Page MenuHomePhabricator

Automatically update the canonical data tables
Open, MediumPublic

Description

Current state

The canonical data tables have been widely adopted by data engineers, research, and analysts.

The current workflow for changes is that first the TSV file in the Git repository is updated, and then a user with the appropriate permissions manually runs a Jupyter notebook that uploads the contents to the TSV to the Data Lake table.

This is unnecessary toil and creates the potential for subtle issues if a change is merged to the repo but not loaded to the Hive table, which is almost always what is used (including by automated jobs).

Proposal

First, we should convert wiki/generate.ipynb to a pure Python script rather than a Jupyter notebook. I've already done one piece of preparatory work: logging a warning rather than having space for a manual corrections for null language names. The remaining work is:

  • Switching to warning when data from the sites table is null (sometimes the table doesn't get populated for a long time a wiki is created, e.g. T381379#10427762—I don't know if there's another, more-reliable place to source the data from)
  • Switching to warning when the English site name is null and upstreaming the existing 10 manual values
  • Converting to a Python file (very easy)
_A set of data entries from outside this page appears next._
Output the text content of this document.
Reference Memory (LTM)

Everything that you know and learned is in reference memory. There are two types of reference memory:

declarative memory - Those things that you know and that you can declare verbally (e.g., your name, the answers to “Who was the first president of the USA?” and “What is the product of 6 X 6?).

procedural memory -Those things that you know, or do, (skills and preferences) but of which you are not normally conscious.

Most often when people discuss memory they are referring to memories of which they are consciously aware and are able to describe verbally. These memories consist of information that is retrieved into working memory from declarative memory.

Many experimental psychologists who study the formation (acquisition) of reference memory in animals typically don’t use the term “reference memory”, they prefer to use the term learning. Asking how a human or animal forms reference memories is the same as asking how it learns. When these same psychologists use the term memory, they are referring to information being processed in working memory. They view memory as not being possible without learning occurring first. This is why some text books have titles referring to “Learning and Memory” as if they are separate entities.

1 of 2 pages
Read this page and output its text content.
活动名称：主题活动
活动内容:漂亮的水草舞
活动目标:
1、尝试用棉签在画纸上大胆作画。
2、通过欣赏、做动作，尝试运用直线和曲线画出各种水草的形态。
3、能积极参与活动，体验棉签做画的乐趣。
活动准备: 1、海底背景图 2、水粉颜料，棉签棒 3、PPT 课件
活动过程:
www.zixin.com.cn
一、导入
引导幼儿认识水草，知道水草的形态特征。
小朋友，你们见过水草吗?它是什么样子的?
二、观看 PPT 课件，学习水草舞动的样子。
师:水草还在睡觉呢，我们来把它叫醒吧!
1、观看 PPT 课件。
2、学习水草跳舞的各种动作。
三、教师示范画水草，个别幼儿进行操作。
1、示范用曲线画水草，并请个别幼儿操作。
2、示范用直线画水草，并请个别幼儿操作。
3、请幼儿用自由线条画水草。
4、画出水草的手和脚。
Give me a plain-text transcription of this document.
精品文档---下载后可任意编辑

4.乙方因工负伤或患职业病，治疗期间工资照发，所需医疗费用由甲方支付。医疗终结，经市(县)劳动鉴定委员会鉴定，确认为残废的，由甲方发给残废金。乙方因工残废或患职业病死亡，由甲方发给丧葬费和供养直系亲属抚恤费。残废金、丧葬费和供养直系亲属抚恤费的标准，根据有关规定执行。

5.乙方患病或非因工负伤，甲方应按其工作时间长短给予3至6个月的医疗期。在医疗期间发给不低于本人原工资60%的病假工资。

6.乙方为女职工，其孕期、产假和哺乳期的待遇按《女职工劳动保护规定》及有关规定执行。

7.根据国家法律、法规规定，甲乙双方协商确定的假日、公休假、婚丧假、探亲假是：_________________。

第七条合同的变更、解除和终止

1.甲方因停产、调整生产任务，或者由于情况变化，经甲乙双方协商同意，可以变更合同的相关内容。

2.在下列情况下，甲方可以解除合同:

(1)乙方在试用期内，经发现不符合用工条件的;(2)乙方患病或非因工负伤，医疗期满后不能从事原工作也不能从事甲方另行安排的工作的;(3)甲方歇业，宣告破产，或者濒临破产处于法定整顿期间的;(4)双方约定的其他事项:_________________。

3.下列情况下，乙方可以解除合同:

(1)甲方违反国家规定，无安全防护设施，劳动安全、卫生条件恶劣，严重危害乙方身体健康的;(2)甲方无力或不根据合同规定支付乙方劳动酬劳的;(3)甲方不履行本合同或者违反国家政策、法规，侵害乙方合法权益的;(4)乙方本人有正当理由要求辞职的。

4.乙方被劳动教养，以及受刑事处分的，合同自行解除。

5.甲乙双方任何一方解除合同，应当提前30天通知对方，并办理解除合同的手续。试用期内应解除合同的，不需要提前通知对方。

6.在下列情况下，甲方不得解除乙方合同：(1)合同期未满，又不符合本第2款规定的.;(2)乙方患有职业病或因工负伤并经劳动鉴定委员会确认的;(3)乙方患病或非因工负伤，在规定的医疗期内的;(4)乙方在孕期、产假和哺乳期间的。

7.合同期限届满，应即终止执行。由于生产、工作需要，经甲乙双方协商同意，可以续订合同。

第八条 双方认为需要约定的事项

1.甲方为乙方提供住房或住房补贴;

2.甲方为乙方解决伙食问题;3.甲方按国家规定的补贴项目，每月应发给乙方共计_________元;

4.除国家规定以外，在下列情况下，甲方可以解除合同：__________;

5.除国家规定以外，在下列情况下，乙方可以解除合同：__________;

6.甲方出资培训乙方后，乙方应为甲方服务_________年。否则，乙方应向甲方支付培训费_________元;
Then, we should write an Airflow job that periodically:

  1. Re-runs wiki/generate.ipynb to re-generate the dataset. We should make sure that the jobs surfaces any emitted warnings (I don't think this will happen by default).
  2. Loads wikis.tsv and countries.tsv to the Data Lake.

The one weird point is how the Airflow job should interact with the Git repo. There's an important difference between the two datasets. For the country dataset, the TSV file is the source of truth; if you want to change it, you change the TSV file directly using whatever tool you like. So it's important that the country TSV lives in the repo so it can be version controlled.

However, for the wiki dataset, the generation script is the source of truth; if you change the TSV, it will get overwritten by the script when it next runs. So we either need to remove the TSV from the repo and find another place to host a static copy online, or have the Airflow job merge the updated TSV to the repo every time there's a change. Not sure how hard that would be.

At one point @Antoine_Quhen made a draft Airflow pipeline for loading the countries dataset, which could be a good starting point:

Some optional ideas:

  • Switch the pyspark script to an HQL script (e.g. with a tmp view)
CREATE TEMPORARY VIEW tmp_countries USING csv OPTIONS (path 'file:///countries.tsv', header true);
  • Format the table as Iceberg (to keep the history of the table, including schema & data)
  • Consider whether the loading can be done as a post-commit hook (rather than at a fixed frequency)

Event Timeline

JAnstee_WMF lowered the priority of this task from High to Medium.

For now, I don't think there are any serious questions about stewardship of the content of the canonical data tables. I've been doing that since the start, and now that I'm part of Movement Insights, the team is inheriting it from me. I doubt anyone objects! If a particular classification comes from another team (like the country protection list coming from Security), we will naturally defer to them.

I think the key issue here is that the data should be automatically loaded to the Data Lake, so some team needs to own that process. I'll update the task to reflect that.

@WDoranWMF @VirginiaPoundstone, could Data Products take it on? @Antoine_Quhen has already written most (all?) of the code to do it with Airflow, so the responsibility should be pretty limited.

nshahquinn-wmf renamed this task from Canonical-data ownership, definition and update to Automate the loading of canonical data tables to the Data Lake.Dec 9 2023, 2:40 AM
nshahquinn-wmf updated the task description. (Show Details)

FYI: this icebox task: T241741 was trying to do the same thing quite a while ago. I think this sore point seems minor but is quite central and has caused multiple problems

Should we close one of these tasks as a duplicate?

nshahquinn-wmf renamed this task from Automate the loading of canonical data tables to the Data Lake to Automatically update the canonical data tables.Mar 6 2025, 12:18 AM
nshahquinn-wmf updated the task description. (Show Details)

I've updated the description so it has a pretty full description about how I would approach doing this (as well as a few issues that a likely to be a bit tricky).

Hm, I wonder if some of the work here (interacting with git repos using airflow jobs) could be shared with {T380626}.

For wikis.tsv, what about moving that out of the GitLab repo and into analytics.wikimedia.org/published/ and then having an Airflow job generate the wikis table for the data lake and then publish it to web?

For wikis.tsv, what about moving that out of the GitLab repo and into analytics.wikimedia.org/published/ and then having an Airflow job generate the wikis table for the data lake and then publish it to web?

That's a good idea! Would certainly be easier than trying to get an Airflow job to push to the Git repo. We'd lose the ability to see historical changes in the dataset, but I think we could accept that.

Do you know of any existing Airflow jobs that publish files there?

May I recommend splitting this into two sub-tasks? One for countries, one for wikis.